Nominal GDP for 2012 = ($3 × 200) + ($4 × 150) = $1,200.
3) Definition of real GDP: the production of goods and services valued at constant prices of a base year.
Let's assume that the base year is 2008.
Real GDP for 2010 = ($1 × 100) + ($2 × 50) = $200.
Real GDP for 2011 = ($1 × 150) + ($2 × 100) = $350.
Real GDP for 2012 = ($1 × 200) + ($2 × 150) = $500.
e. Because real GDP is unaffected by changes in prices over time, changes in real GDP reflect changes in the amount of goods and services produced.

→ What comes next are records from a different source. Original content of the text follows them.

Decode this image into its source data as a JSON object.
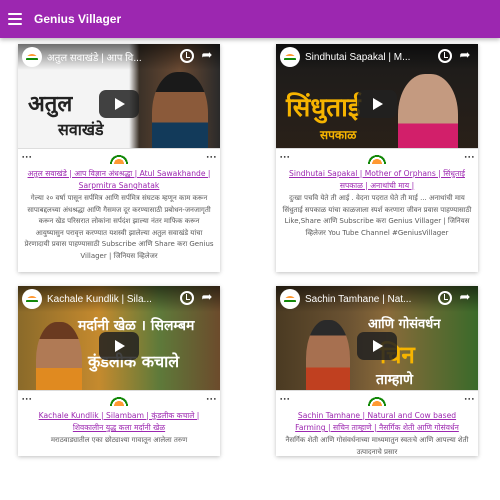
{
  "app": {
    "title": "Genius Villager",
    "menu_icon": "menu-icon"
  },
  "colors": {
    "primary": "#9c27b0",
    "title_link": "#9c27b0",
    "desc_text": "#5a5a5a"
  },
  "cards": [
    {
      "video_title": "अतुल सवाखंडे | आप वि...",
      "thumb_text": "अतुल",
      "thumb_sub": "सवाखंडे",
      "title": "अतुल सवाखंडे | आप विज्ञान अंधश्रद्धा | Atul Sawakhande | Sarpmitra Sanghatak",
      "desc": "गेल्या २० वर्षा पासून सर्पमित्र आणि सर्पमित्र संघटक म्हणून काम करून सापाबद्दलच्या अंधश्रद्धा आणि गैसमज दूर करण्यासाठी प्रबोधन-जनजागृती करून खेड परिसरात लोकांना सर्पदंश झाल्या नंतर माफिक करून आयुष्यासुन परावृत्त करण्यात यशस्वी झालेल्या अतुल सवाखंडे यांचा प्रेरणादायी प्रवास पाहण्यासाठी Subscribe आणि Share करा Genius Villager | जिनियस व्हिलेजर"
    },
    {
      "video_title": "Sindhutai Sapakal | M...",
      "thumb_text": "सिंधुताई",
      "thumb_sub": "सपकाळ",
      "title": "Sindhutai Sapakal | Mother of Orphans | सिंधुताई सपकाळ | अनाथांची माय |",
      "desc": "दुःखा पचवि येते ती आई . वेदना पदरात घेते ती माई ... अनाथांची माय सिंधुताई सपकाळ यांचा काळजाला स्पर्श करणारा जीवन प्रवास पाहण्यासाठी Like,Share आणि Subscribe करा Genius Villager | जिनियस व्हिलेजर You Tube Channel #GeniusVillager"
    },
    {
      "video_title": "Kachale Kundlik | Sila...",
      "thumb_text": "मर्दानी खेळ । सिलम्बम",
      "thumb_sub": "कुंडलीक कचाले",
      "title": "Kachale Kundlik | Silambam | कुंडलीक कचाले | शिवकालीन युद्ध कला मर्दानी खेळ",
      "desc": "मराठवाड्यातील एका छोट्याश्या गावातून आलेला तरुण"
    },
    {
      "video_title": "Sachin Tamhane | Nat...",
      "thumb_text": "आणि गोसंवर्धन",
      "thumb_sub": "चिन",
      "thumb_sub2": "ताम्हाणे",
      "title": "Sachin Tamhane | Natural and Cow based Farming | सचिन ताम्हाणे | नैसर्गिक शेती आणि गोसंवर्धन",
      "desc": "नैसर्गिक शेती आणि गोसंवर्धनाच्या माध्यमातुन स्वतःचे आणि आपल्या शेती उत्पादनाचे प्रसार"
    }
  ]
}
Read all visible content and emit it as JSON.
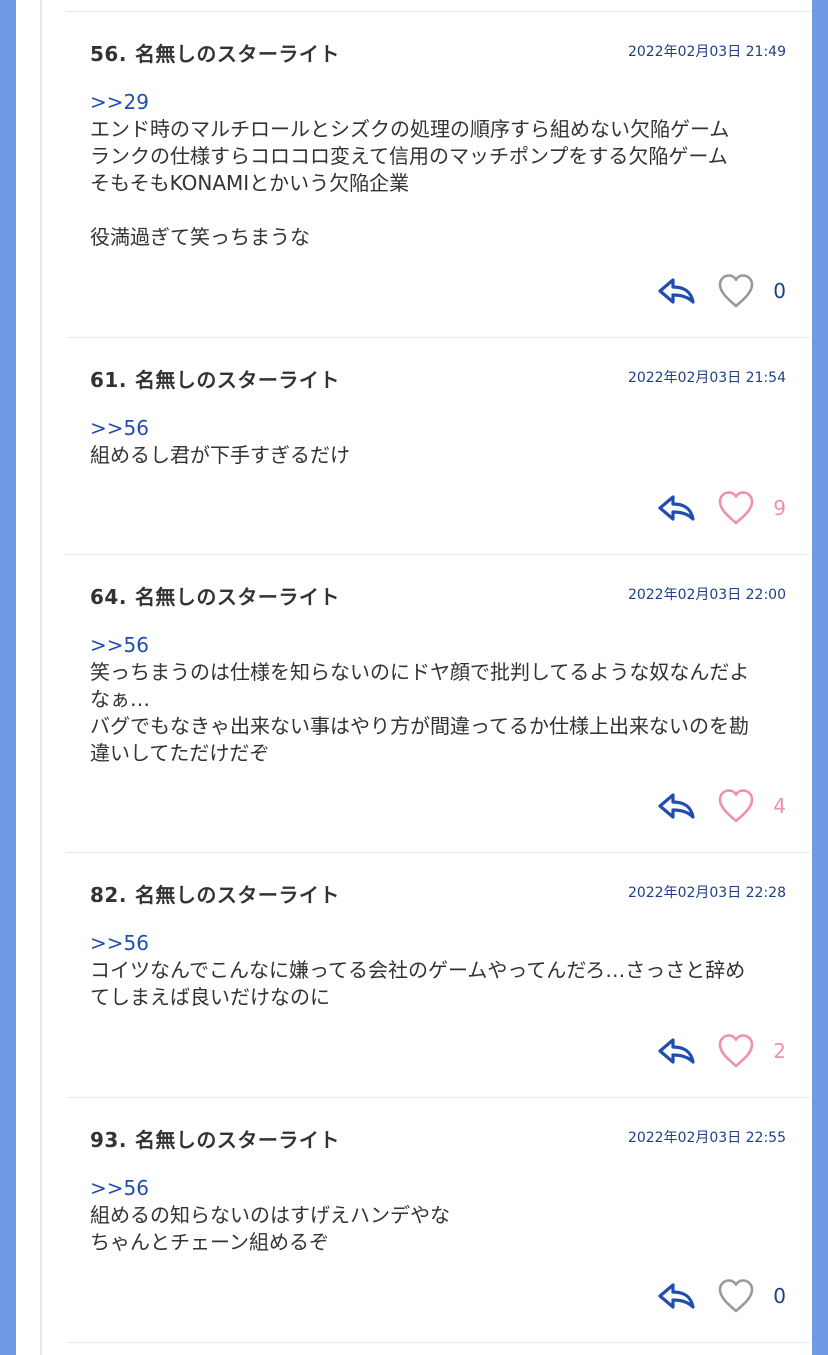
{
  "colors": {
    "accent": "#1f4eb0",
    "date": "#1f3f84",
    "liked": "#f08fb0",
    "unliked": "#999999",
    "page_bg": "#6f9be6"
  },
  "posts": [
    {
      "number": "56.",
      "name": "名無しのスターライト",
      "date": "2022年02月03日 21:49",
      "anchor": ">>29",
      "lines": [
        "エンド時のマルチロールとシズクの処理の順序すら組めない欠陥ゲーム",
        "ランクの仕様すらコロコロ変えて信用のマッチポンプをする欠陥ゲーム",
        "そもそもKONAMIとかいう欠陥企業",
        "",
        "役満過ぎて笑っちまうな"
      ],
      "likes": "0",
      "liked": false
    },
    {
      "number": "61.",
      "name": "名無しのスターライト",
      "date": "2022年02月03日 21:54",
      "anchor": ">>56",
      "lines": [
        "組めるし君が下手すぎるだけ"
      ],
      "likes": "9",
      "liked": true
    },
    {
      "number": "64.",
      "name": "名無しのスターライト",
      "date": "2022年02月03日 22:00",
      "anchor": ">>56",
      "lines": [
        "笑っちまうのは仕様を知らないのにドヤ顔で批判してるような奴なんだよ",
        "なぁ…",
        "バグでもなきゃ出来ない事はやり方が間違ってるか仕様上出来ないのを勘",
        "違いしてただけだぞ"
      ],
      "likes": "4",
      "liked": true
    },
    {
      "number": "82.",
      "name": "名無しのスターライト",
      "date": "2022年02月03日 22:28",
      "anchor": ">>56",
      "lines": [
        "コイツなんでこんなに嫌ってる会社のゲームやってんだろ…さっさと辞め",
        "てしまえば良いだけなのに"
      ],
      "likes": "2",
      "liked": true
    },
    {
      "number": "93.",
      "name": "名無しのスターライト",
      "date": "2022年02月03日 22:55",
      "anchor": ">>56",
      "lines": [
        "組めるの知らないのはすげえハンデやな",
        "ちゃんとチェーン組めるぞ"
      ],
      "likes": "0",
      "liked": false
    }
  ]
}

f. The GDP Deflator: a measure of the price level calculated as the ratio of nominal GDP to real GDP times 100.
1) Example Calculations
GDP Deflator for 2010 = ($200 / $200) × 100 = 100.
GDP Deflator for 2011 = ($600 / $350) × 100 = 171.
GDP Deflator for 2012 = ($1200 / $500) × 100 = 240.
Inflation rate is the percentage change in some measure of the price level from one period to the next.